A friend of mine's husband passed away a while ago; they had no children. According to her, there was no will but it was her husband's wishes that the house go entirely to his siblings. (To be honest it's even uncertain as to who owns the house even though they lived there for 50 years) However, there appears to be no will. 

From my understanding of "the legal right share"(sorry, cannot include a URL but it's mentioned on the Citizens Information site) , his wife is entitled by law to half his estate? Can she be totally excluded from her rights to the house?


----------



## mf1 (18 Jul 2011)

1. No will - rules of intestacy apply. 
2. Spouse /no children - spouse inherits entire of deceased's estate. 
3. What is the estate? Is the house owned by either or both of them? If neither of them own it, it may not form part of his estate.

Legal right share only arises where there is a will. 

mf


----------



## Padraigb (18 Jul 2011)

I concur with my learned friend. 

As she now owns whatever interest he had in the property, she is free to dispose of it as she likes.
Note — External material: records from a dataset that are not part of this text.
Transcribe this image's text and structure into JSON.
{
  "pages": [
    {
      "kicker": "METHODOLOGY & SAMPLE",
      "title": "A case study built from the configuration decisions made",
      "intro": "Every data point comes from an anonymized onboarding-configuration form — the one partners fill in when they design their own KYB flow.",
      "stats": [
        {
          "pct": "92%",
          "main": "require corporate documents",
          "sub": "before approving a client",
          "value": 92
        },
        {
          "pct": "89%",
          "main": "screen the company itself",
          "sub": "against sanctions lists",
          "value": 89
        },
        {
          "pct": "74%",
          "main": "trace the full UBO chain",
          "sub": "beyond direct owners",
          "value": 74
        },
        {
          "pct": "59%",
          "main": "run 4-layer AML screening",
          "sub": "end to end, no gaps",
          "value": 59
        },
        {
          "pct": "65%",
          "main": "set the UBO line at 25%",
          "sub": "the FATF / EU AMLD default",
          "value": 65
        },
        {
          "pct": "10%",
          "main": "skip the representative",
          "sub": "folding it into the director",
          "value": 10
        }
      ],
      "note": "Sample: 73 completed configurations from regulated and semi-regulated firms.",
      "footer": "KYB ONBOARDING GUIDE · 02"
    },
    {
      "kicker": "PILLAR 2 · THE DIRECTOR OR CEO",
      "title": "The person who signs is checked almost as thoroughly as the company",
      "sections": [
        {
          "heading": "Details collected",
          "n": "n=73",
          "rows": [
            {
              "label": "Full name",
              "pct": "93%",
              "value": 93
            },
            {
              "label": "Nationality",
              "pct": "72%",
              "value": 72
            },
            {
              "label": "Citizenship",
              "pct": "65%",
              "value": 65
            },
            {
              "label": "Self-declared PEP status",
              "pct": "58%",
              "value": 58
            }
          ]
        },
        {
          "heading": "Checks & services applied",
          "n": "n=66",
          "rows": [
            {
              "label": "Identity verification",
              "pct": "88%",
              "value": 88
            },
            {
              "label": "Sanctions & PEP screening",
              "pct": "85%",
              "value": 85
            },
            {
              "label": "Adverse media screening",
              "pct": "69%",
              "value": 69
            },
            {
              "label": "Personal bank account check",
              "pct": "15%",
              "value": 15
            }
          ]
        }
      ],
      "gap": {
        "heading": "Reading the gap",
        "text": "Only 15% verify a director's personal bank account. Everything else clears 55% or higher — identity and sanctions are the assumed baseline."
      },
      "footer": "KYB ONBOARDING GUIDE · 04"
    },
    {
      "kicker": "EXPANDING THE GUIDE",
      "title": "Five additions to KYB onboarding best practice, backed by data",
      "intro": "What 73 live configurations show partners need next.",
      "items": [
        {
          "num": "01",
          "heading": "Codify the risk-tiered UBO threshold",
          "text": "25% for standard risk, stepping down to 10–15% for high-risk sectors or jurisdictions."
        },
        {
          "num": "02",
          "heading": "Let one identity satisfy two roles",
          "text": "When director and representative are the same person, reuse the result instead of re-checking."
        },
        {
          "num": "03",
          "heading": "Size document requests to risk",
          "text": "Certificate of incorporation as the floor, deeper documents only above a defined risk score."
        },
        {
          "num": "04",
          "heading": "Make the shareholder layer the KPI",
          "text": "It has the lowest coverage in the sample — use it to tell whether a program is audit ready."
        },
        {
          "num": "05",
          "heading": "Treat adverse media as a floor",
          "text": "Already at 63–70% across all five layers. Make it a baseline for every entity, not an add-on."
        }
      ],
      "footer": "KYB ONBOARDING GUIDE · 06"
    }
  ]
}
If she wants to give some expression to her husband's wishes, she may do so (but if she hands over the house, they might be hit with CAT).

One possibility she might consider, if she wants to continue living there, is to make a will leaving the property to them.


----------



## csirl (18 Jul 2011)

mf1 said:


> 1. No will - rules of intestacy apply.
> 2. Spouse /no children - spouse inherits entire of deceased's estate.
> 3. What is the estate? Is the house owned by either or both of them? If neither of them own it, it may not form part of his estate.
> 
> ...


 
Agree. The important thing is to establish who owns the house. 

I wouldnt advise getting into the ifs and buts of what would have happened if a Will had been made - the facts are that one wasnt, so it legally it must be dealt with as an intestacy. Ideally, she should get a grant of administration so that everything is clarified and dealt with in good time - this type of thing has a tendancy to get messy to sort out when left on the long finger.


----------



## onq (18 Jul 2011)

Vague claims of what the spouse intended are not supported outside of the US courts system afaics.

The whole of the estate goes to the surviving next of kin, in this case the spouse.

ONQ.


----------



## beffers (18 Jul 2011)

Agree with the others posters. If there is no will, the wife gets everything. What the husband stated verbally as to what he wanted to happen to the house after his death, has no bearing in law. He can not cut his wife out of his will 100%. But if he wanted to leave a share of the home to his siblings, he should have made a Will saying so. If he didn't, his wife gets everything, and she has no legal obligation whatsoever to give it to anyone else. If it turns out that the husband did not own the home, it is possible that he and his wife may claim squatters rights to it if they lived in it for at least 12 unbroken, uncontested years. She may need to get herself to a solicitor if that is the case, as odds she won't be able to handle a claim like that by herself.


----------



## mdoyle44ie (19 Jul 2011)

Thanks for your feedback, I appreciate it. Just to note that I checked with the Property Registration Authority - the ownership of the house was indeed in her husband's name.


----------